Five students at a southwest Missouri high school are facing burglary-related charges after some of were allegedly seen around school showing off big wads of money.

Three 17-year-olds and two 16-year-olds at Neosho High School were arrested Thursday after a rural Neosho man told police someone stole $30,000 from his home earlier in the week.

"There was one student who was flashing around $2,600 cash," Newton County Sheriff Ken Copeland told the Joplin Globe.

He said another student brought about $10,000 to school, some of it stuffed in his pants pockets and the rest stashed in his locker.

"I don't know if money was falling out of his pockets, but they were bulging with cash, and (the students) were bragging about it," Copeland told The Associated Press on Friday.

One of the students, a 17-year-old, is accused of going into the victim's home Tuesday and stealing a safe that contained $30,000, then giving some of the money to the other four students.
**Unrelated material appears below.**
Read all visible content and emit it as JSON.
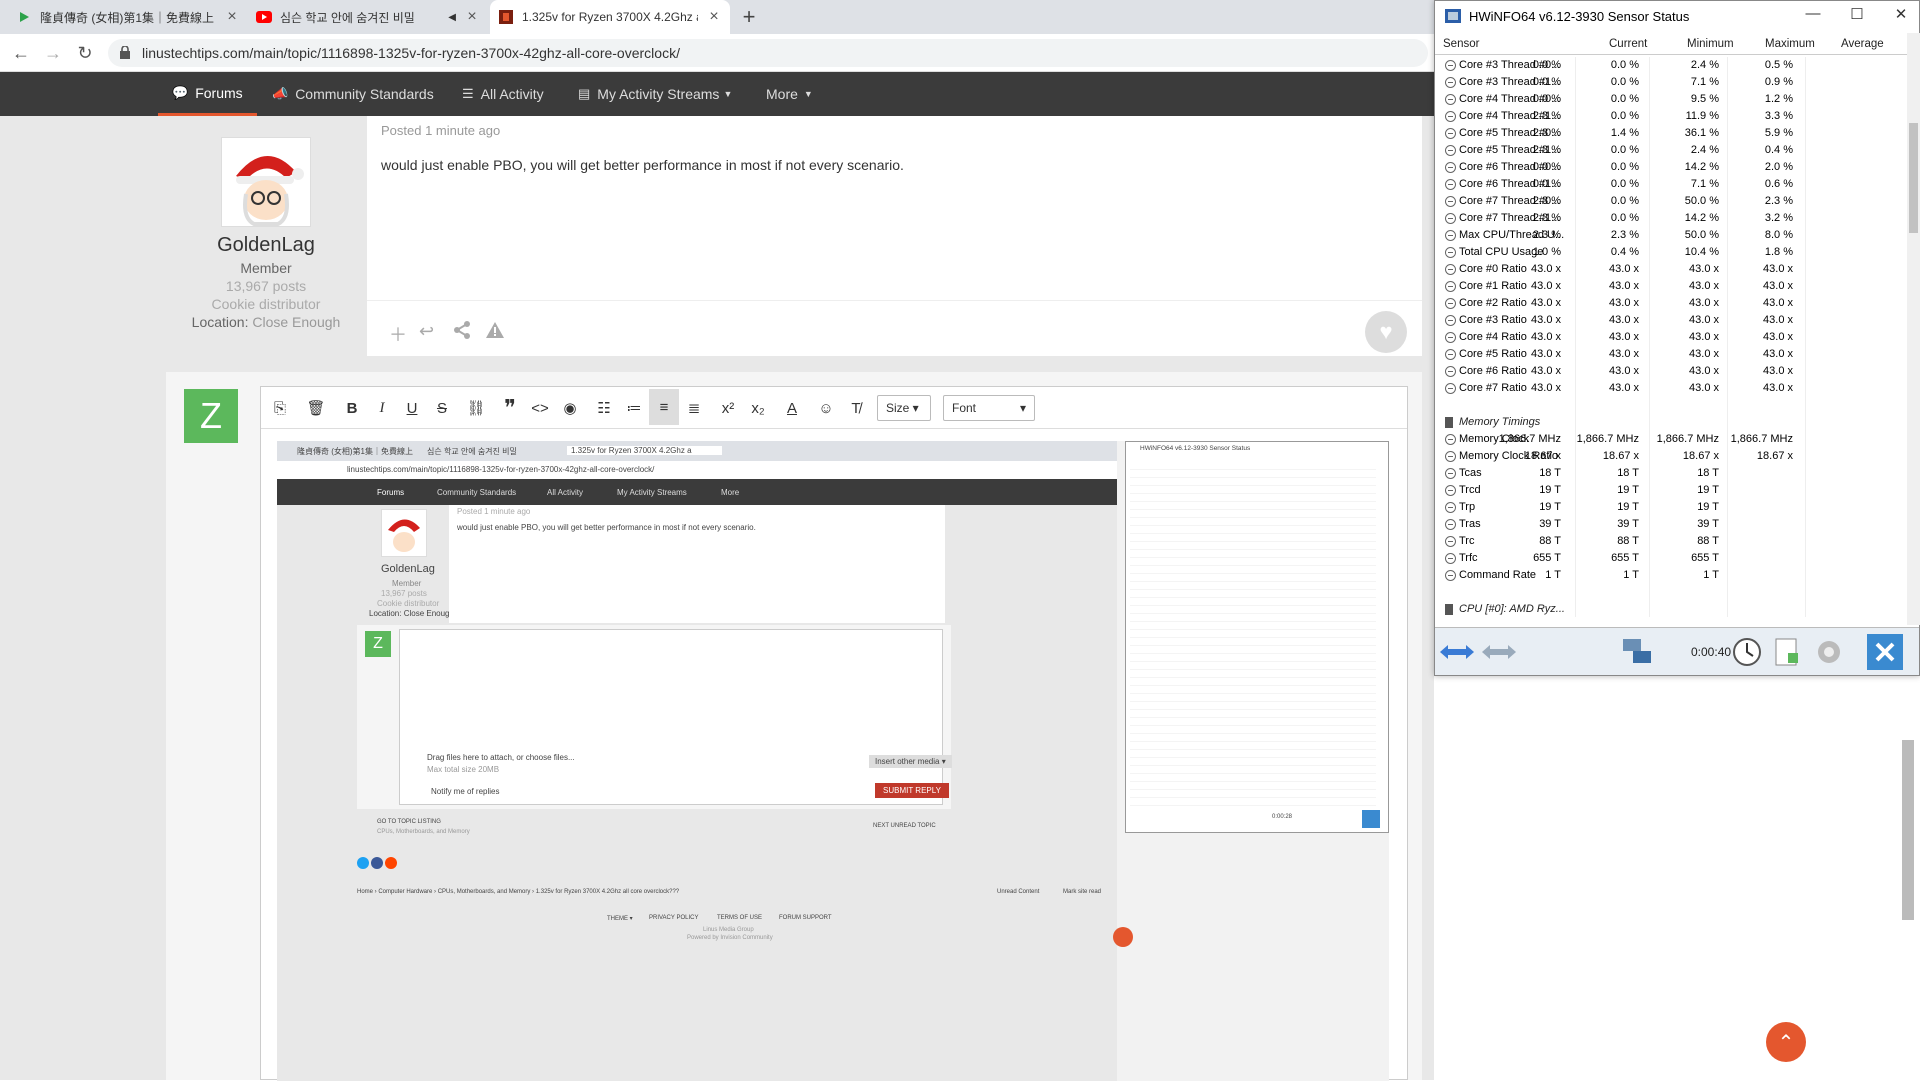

He is charged with Class B theft and felony burglary.

The other two 17-year-olds were charged with receiving stolen property, a felony, while the 16-year-olds were taken into custody by juvenile authorities.

Copeland said it appears the son of the burglary victim had hosted a party at the home, and that's how the students knew the safe was there.

"Overall I think we're looking at a group of probably good kids who definitely made some bad decisions," the sheriff said, noting that the students are cooperating with the investigation. "They broke the law. They stole money."

He said $27,000 in cash and a number of "high ticket" items, including two laptop computers, have been recovered.

Neosho School District Superintendent Richard Page said any student who is charged with burglary is automatically suspended from school for 10 days under the state's Safe Schools Act.